Following your advice on literally ANY QUESTION that involves dividing both sides of an inequality by a variable COULD lead a student to the wrong answer. This is especially true in Data Sufficiency, where a student following your statement would assume that knowing x > 0 is a NECESSARY CONDITION for dividing by x.
I only meant that in order to be sure of having made no mistake, it's always safe for students not to divide the equation by variable as in some cases it doesn't cause any problem (Equations where it's given that the variable is non zero) but in certain other cases (inequations) it may affect the solution if the sign of the variable is unknown.
I wouldn't give this advice either: it deprives students of a useful, coherent approach to equations and inequalities.
At the GMAT level (where you don't consider many equations beyond quadratics and linear equations), I'd go with a much simpler set of practices.
EQUALITIES::
If you want to divide both sides of an equation by x, first check to see if x = 0 is a solution to that equation. Then divide both sides by x to find any other solutions to the equation.
For instance, consider the equation x² = 9x. We'll start by checking x = 0, which is a solution, since 0² = 9*0. Then, to find any other solutions, we'll divide both sides by x, obtaining x = 9. Hence the equation has two solutions: x = 0 and x = 9.
Another example would be the equation rs = st.

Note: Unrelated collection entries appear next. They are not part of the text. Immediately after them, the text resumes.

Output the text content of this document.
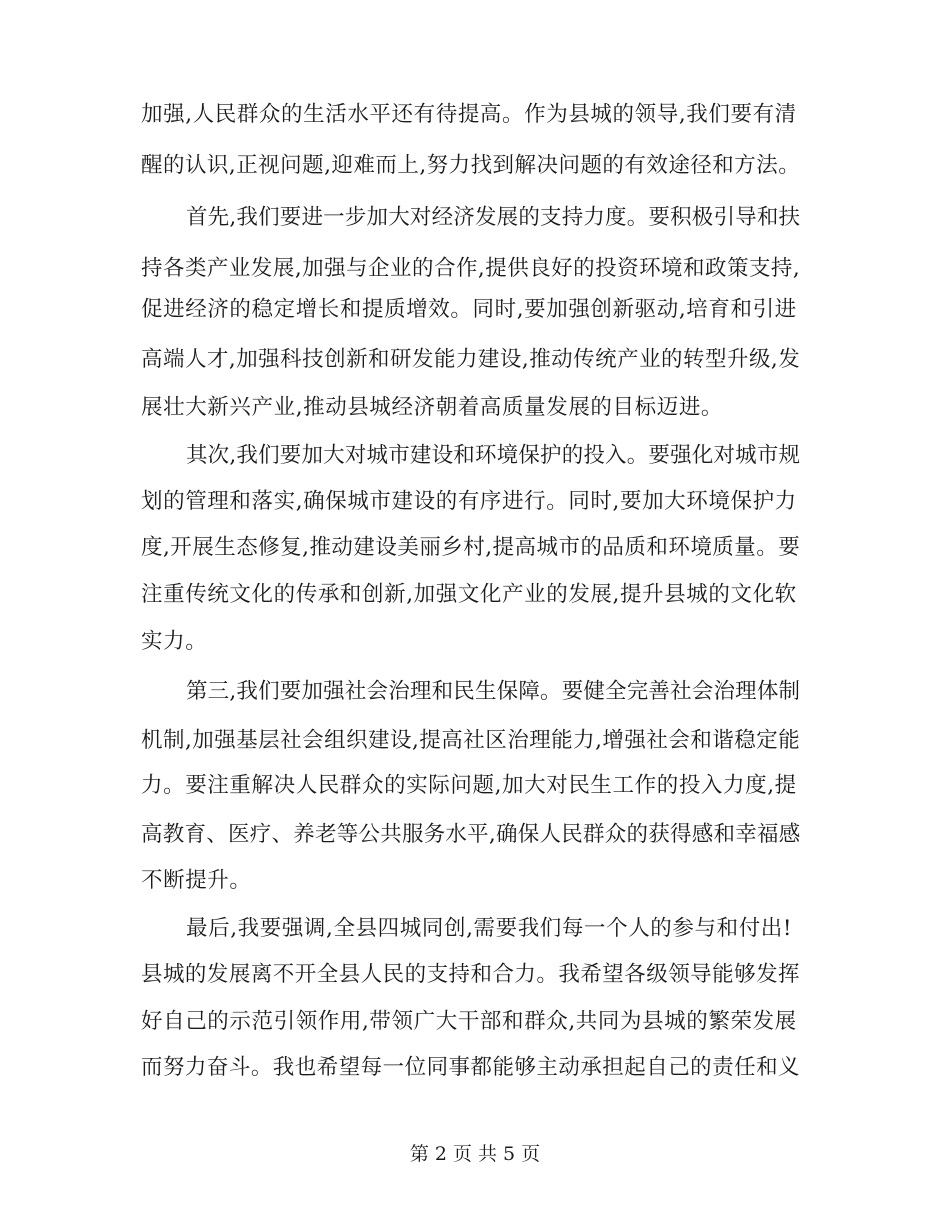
加强,人民群众的生活水平还有待提高。作为县城的领导,我们要有清
醒的认识,正视问题,迎难而上,努力找到解决问题的有效途径和方法。
首先,我们要进一步加大对经济发展的支持力度。要积极引导和扶
持各类产业发展,加强与企业的合作,提供良好的投资环境和政策支持,
促进经济的稳定增长和提质增效。同时,要加强创新驱动,培育和引进
高端人才,加强科技创新和研发能力建设,推动传统产业的转型升级,发
展壮大新兴产业,推动县城经济朝着高质量发展的目标迈进。
其次,我们要加大对城市建设和环境保护的投入。要强化对城市规
划的管理和落实,确保城市建设的有序进行。同时,要加大环境保护力
度,开展生态修复,推动建设美丽乡村,提高城市的品质和环境质量。要
注重传统文化的传承和创新,加强文化产业的发展,提升县城的文化软
实力。
第三,我们要加强社会治理和民生保障。要健全完善社会治理体制
机制,加强基层社会组织建设,提高社区治理能力,增强社会和谐稳定能
力。要注重解决人民群众的实际问题,加大对民生工作的投入力度,提
高教育、医疗、养老等公共服务水平,确保人民群众的获得感和幸福感
不断提升。
最后,我要强调,全县四城同创,需要我们每一个人的参与和付出!
县城的发展离不开全县人民的支持和合力。我希望各级领导能够发挥
好自己的示范引领作用,带领广大干部和群众,共同为县城的繁荣发展
而努力奋斗。我也希望每一位同事都能够主动承担起自己的责任和义
第 2 页 共 5 页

We'll start by checking s = 0, which is a solution, since r*0 = 0*t. Now we'll divide both sides by s to find the other solution: r = t.
INEQUALITIES::
Consider the consequences of dividing by a positive value of x AND a negative value of x. Also remember that if x is zero, you can't divide by x, so check x = 0 if appropriate.
For instance, say we have the inequality 3x > y.
If x > 0, we have 3 > y/x.
If x < 0, we have 3 < y/x.
If x = 0, then we have 0 > y.
Now we know that one of these conclusions is true, so we can answer immediately once we know the sign of x ... but we might be able to answer anyway, depending on what the problem is asking.